“December came, and with it the end of fall, and the morning air turned cold. No change in the barns, just white frost covering their roofs. The world moved on as always.”
Mood altering and possessive, here in the long-awaited work of Lee Chang-Dong is a mystery stuck at the borders of “passive martyrs and agents of triumph” (Film Comment Magazine). A mesmerizing work of isolation and attachment — the inconsolable reality that we are creatures left alone even in the midst of company. As the “dance of the Great hunger” to Miles Davis emerges at the border of a society driven by repression and another by existentialism, we find a female form extending herself to the sun setting colors of a dying cosmic phenomenon in the airing spaces of her consolation. Chang-Dong explains the scene well: “I chose to set it at dusk, between day and night.
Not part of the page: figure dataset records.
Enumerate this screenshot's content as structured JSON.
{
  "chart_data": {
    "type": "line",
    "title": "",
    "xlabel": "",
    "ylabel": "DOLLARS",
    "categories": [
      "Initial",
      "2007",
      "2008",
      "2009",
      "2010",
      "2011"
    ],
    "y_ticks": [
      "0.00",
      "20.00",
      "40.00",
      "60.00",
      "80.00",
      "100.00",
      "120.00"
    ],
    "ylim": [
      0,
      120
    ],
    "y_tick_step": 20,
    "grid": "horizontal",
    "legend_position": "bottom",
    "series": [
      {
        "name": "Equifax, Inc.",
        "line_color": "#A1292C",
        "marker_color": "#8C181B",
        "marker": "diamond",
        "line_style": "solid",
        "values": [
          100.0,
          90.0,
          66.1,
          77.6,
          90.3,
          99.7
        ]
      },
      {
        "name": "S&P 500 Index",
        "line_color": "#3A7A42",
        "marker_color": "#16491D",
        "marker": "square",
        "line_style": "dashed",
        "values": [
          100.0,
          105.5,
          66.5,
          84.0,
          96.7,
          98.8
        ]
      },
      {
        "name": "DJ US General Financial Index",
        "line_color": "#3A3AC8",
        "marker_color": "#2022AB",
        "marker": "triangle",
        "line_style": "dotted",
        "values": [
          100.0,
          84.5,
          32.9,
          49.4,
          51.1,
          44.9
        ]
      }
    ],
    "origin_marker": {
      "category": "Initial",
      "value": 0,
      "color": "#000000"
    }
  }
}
That as well as the location just on the border reflects the mystery of this movie, the uncertain line between truth and lies, the real and the false.” As Sheila O’Malley (Roger Ebert) explains well: “a world of fluctuating and amorphous borders, invisible yet pressing in on the characters.”
Ben (Steven Yeun) is the embodiment of the Great Gatsby lost generation of wealth shrouded by mystery and terror. As Murakami (Barn Burning) described him: “young man who’s a riddle . . . you have no idea what he does, really, but he never seems to be hurting for money.” Peter Debruge (Variety) is probably wrong that the film’s success “will depend largely on one’s capacity to identify with the unspoken but strongly conveyed sense of jealousy and frustration its lower-class protagonist feels, coupled with a need to impose some sense of order on events beyond our control.” To me, the heart of the film is the social dynamic and mystery surrounding Yeun’s almost sociopathic lethargy. Like Jep in the Sorrentino’s masterpiece (The Great Beauty), it almost feels like Yeun has covered the basis of worldly sought impulses and instead of cynicism and retreat, he turns to a more sinister form of stimulation.
Lee Jong-Su is the striving romantic who falls along the wayside in search for the purpose in his passions. “[H]azy . . . with strange relationships, missing figures, blank spaces,” a likely embodiment of a lost youth movement in the Korean milieu.
Jong-seo Jeon is the prisoner of her own magic, slowly unpeeling the tangerine of her mind, hoping that the audience remains suspended to the reality that the tangerine was never there. The sensation the Murakami describes in describing the Tangerine Peeling is the sensation you get watching Burning:
. . . if you see it with your own eyes for ten or twenty minutes (almost without thinking, she kept on performing it) gradually the sense of reality is sucked right out of everything around you.
Persistent in its drawing, the film lends the audience a little slack before returning to its proverbial gallows for the finishing blow. The ending is rich with ambiguity and yet there remains a sense that ambiguity is the only form of catharsis that the character inhabit. A sobering piece of self-reflection with cultural education and rich, depth and beauty becoming of the source material (Faulkner, Murakami).
For all of its strengths, the ending fell daftly out of sync with the pacing established. Scott Marks (San Diego Reader) really nails this: “for a film that tires so hard to subvert standard methods of storytelling, the action that climaxes the film comes as a cheat, a commercial concession of the lowest order.” Indeed, the anticipation of some semblance of resolution after indicative strokes of suspicion would have been best left alone given the alternative. As such, I agree with Anthony Lane (New Yorker): “I would have lopped off the final scene, which I simply didn’t believe in, and which, if anything, resolves too much.”
Remarking well on the state and quality of contemporary Korean cinema as a product of “operatic violence,” “relentless momentum,” and “exposing social ills and critiquing inequalities,” Inkoo Kang (Slate) describes Burning with fine precision: “unsettlingly tense for much of its runtime, but its greatest accomplishment is its portrait of youthful alienation, and what can happen when individuals are unable to ever connect.” As more and more filmmakers run the gauntlet of fear in losing the audience with films that run over two-hours, this year has some glimpses of promise with Roma, First Man, and Burning that the quality of longer films is worth the few moments of testing the audience’s patience. If these films get rewarded, others will follow suit and hopefully we too can restore the semblance of movie watching purity that we desperately need in our world of insatiable materialism, hi-tech distractions, and mindless entertainment consumption.
Burning is a rare film that has an indelible cover of magic that haunts you long after you leave the theatre. Andrew Chan (Film Comment: PRINT) describes the qualities of Lee Chang-Dong craftsmanship in creating “melodramas with sharp teeth and irresistible momentum.” In short, a director worth the investment.